Overcome at last, I called out aloud! I shrieked, and no voice answered me. Then again and again I called, and still the silence; still no echo, even from my own voice, came back to cheer me. I bethought me of her I loved, but something made me shrink from uttering her name there. Then I thought of all the friends I had known, and I called on them, but none answered me. Was I in prison? No. A prison has walls and this place had none. Was I mad? Delirious? What? I could feel myself, my body. It was the same. Surely the same? No. There was some change in me. I could not tell what, but I felt as though I was shrunken and deformed? My features, when I passed my hand over them, seemed larger, coarser, distorted surely? Oh, for a light! Oh, for anything to tell me even the worst that could be told! Would no one come? Was I quite alone? And she, my angel of light, oh! where was she? Before my sleep she had been with me--where was she now? Something seemed to snap in my brain and in my throat and I called wildly to her by name, to come to me, if but for once more. I felt a terrible sense as if I had lost her, and I called and called to her wildly; and for the first time my voice had a sound and rang back to me through that awful darkness.

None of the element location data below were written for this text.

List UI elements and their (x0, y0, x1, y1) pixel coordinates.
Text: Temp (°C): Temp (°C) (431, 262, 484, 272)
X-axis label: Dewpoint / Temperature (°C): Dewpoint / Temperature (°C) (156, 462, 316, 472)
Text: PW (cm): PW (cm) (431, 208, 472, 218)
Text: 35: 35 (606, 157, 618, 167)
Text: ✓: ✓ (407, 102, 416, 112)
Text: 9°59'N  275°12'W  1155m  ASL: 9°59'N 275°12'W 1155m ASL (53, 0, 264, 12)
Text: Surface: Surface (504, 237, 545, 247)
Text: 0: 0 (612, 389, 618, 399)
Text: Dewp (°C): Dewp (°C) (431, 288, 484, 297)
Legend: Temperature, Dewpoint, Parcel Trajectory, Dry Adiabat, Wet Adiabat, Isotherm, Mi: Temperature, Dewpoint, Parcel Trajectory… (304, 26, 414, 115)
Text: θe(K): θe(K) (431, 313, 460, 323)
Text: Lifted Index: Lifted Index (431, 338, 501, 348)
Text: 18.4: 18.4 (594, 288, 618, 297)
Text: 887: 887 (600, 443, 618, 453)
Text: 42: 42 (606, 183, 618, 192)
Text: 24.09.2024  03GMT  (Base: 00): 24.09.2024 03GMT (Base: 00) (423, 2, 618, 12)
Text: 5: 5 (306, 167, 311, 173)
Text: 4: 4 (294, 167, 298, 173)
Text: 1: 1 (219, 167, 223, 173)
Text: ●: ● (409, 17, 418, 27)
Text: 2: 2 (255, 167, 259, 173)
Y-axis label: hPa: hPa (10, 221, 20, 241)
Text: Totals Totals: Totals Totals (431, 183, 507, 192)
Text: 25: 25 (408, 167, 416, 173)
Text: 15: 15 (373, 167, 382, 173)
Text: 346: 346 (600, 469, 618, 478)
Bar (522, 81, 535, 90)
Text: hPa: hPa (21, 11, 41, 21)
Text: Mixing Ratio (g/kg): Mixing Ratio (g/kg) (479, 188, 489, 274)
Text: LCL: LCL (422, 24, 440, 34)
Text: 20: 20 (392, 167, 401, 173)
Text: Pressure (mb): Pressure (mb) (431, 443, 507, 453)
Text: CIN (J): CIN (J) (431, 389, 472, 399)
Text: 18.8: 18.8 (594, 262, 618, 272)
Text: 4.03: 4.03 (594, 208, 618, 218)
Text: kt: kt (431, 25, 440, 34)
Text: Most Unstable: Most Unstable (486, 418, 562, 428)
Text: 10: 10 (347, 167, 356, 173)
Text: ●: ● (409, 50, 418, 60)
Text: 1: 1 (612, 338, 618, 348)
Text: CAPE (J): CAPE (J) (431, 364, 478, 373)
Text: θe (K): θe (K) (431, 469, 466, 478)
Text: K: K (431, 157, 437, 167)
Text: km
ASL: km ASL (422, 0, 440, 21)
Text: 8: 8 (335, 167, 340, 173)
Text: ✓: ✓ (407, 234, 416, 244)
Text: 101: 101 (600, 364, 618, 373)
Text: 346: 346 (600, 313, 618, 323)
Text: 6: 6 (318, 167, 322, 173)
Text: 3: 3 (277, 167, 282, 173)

Before me, far, far away, came a tiny speck of light like a star that grew and grew and came nearer and nearer till at last it appeared before me as a large ball of light, in shape like a star, and in the star I saw my beloved. Her eyes were closed as of one in sleep, but her arms were held out to me and her gentle voice said in those tones I knew so well, "Oh! my love, my love, where are you now; I cannot see you, I only hear your voice; I only hear you call to me, and my soul answers to yours."

I tried to rush to her, but I could not. Some invisible force held me back, and around her seemed a ring I could not pass through. In an agony I sank to the ground, calling upon her to leave me no more. Then she seemed to grow unconscious; her head sank upon her breast, and I saw her float away from me as though some strong arms had borne her. I sought to rise and follow her, but could not. It was as if a great chain held me fast, and after some fruitless struggles I sank upon the ground in unconsciousness.